The majority of hunters will field dress their deer where it falls (hence the name “field dress”) without hanging the deer.
That isn’t the easiest way to do it – when the deer is suspended head up while dressed gravity is a great help in getting the innards out.
But the ease of cleaning it while hanging is usually weighed against dragging out a deer filled with guts, and comes out the loser almost every time.
Most hunters will put up with a little extra digging around in a chest cavity to save their back.
But when it comes to hanging the deer to cool and age the meat, head down may be the better option.
Everyone knows that heat rises, and a heads-up deer has a natural cavity to catch that heat. That can pose a problem, especially if you are dealing with warmer than ideal temps.
Hanging the animal by its hind legs puts the wide-open end at the top for a faster cool.
Skinning the deer will also accelerate the cooling process, as removing the outer layer makes it easier for the heat to escape.
When it comes improving venison quality, knowing how long to hang a deer (or other big game for that matter) is vital.
Sometimes, temperatures are not ideally suited for hanging deer, and the deer meat can deteriorate rapidly. Therefore knowing what to do ASAP is vital if you want the best venison.
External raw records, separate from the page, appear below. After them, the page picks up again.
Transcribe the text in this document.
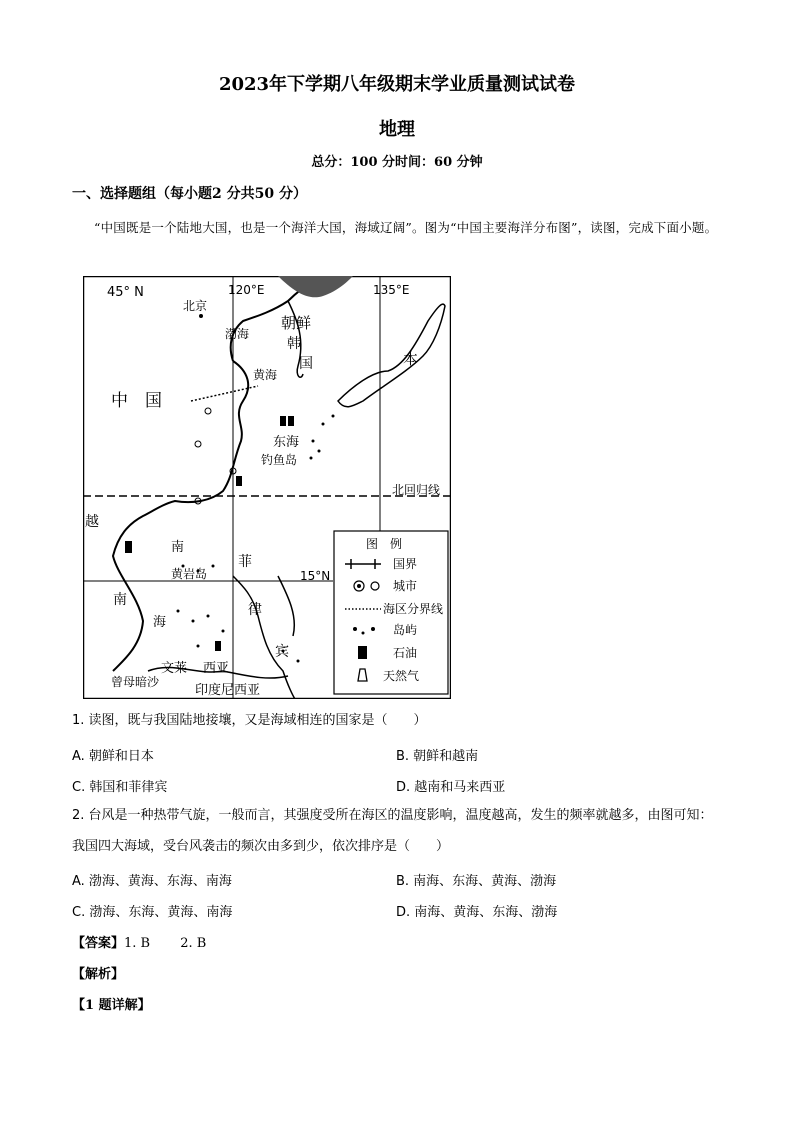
2023年下学期八年级期末学业质量测试试卷
地理
总分：100 分时间：60 分钟
一、选择题组（每小题2 分共50 分）
“中国既是一个陆地大国，也是一个海洋大国，海域辽阔”。图为“中国主要海洋分布图”，读图，完成下面小题。
45° N	120°E	135°E
北京
渤海
朝鲜
韩
国	本
中　国
黄海
东海
钓鱼岛
北回归线
越
南
黄岩岛	15°N
南
海
菲
律
宾
文莱 西亚
曾母暗沙
印度尼西亚
图　例
国界
城市
海区分界线
岛屿
石油
天然气
1. 读图，既与我国陆地接壤，又是海域相连的国家是（　　）
A. 朝鲜和日本	B. 朝鲜和越南
C. 韩国和菲律宾	D. 越南和马来西亚
2. 台风是一种热带气旋，一般而言，其强度受所在海区的温度影响，温度越高，发生的频率就越多，由图可知：我国四大海域，受台风袭击的频次由多到少，依次排序是（　　）
A. 渤海、黄海、东海、南海	B. 南海、东海、黄海、渤海
C. 渤海、东海、黄海、南海	D. 南海、黄海、东海、渤海
【答案】1. B　　 2. B
【解析】
【1 题详解】
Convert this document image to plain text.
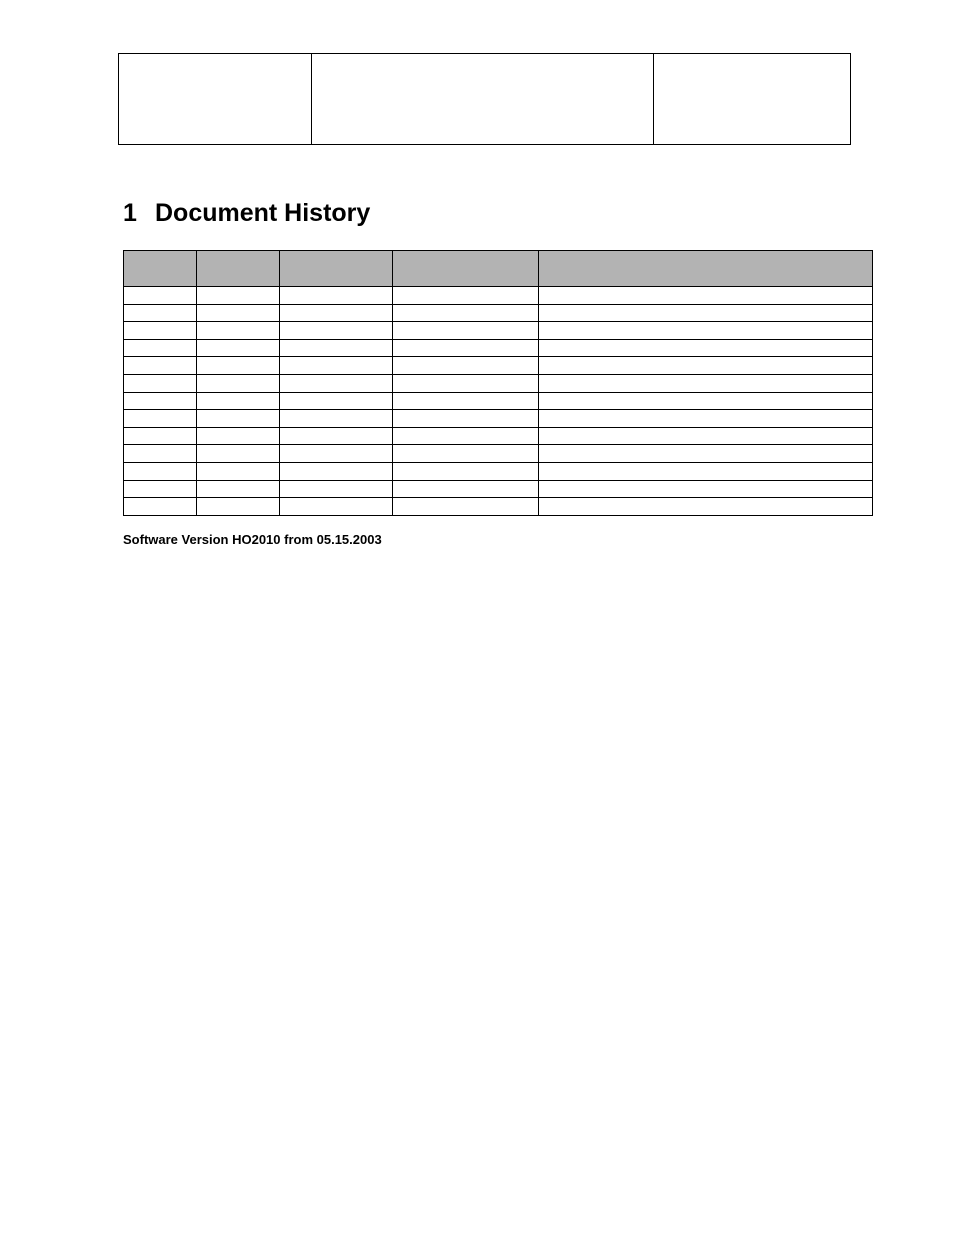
1 Document History

Software Version HO2010 from 05.15.2003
Here’s two more tips to help you:
- When it is cold – make sure your deer doesn’t freeze in a state of rigor mortis. Ideally, keep the deer thaw-free for 24 hours.
- In warm weather – hang the meat for 48 hours and no more. Some hunters push it to three days but, is it worth the health risks?
However, there’s lots of factors to consider. On average, hang your deer for 5 – 8 days. If you have never tried aging your deer meat after a hunt, you have never really tasted venison.
All that’s left to say is: I hope your next deer hunting trip goes well.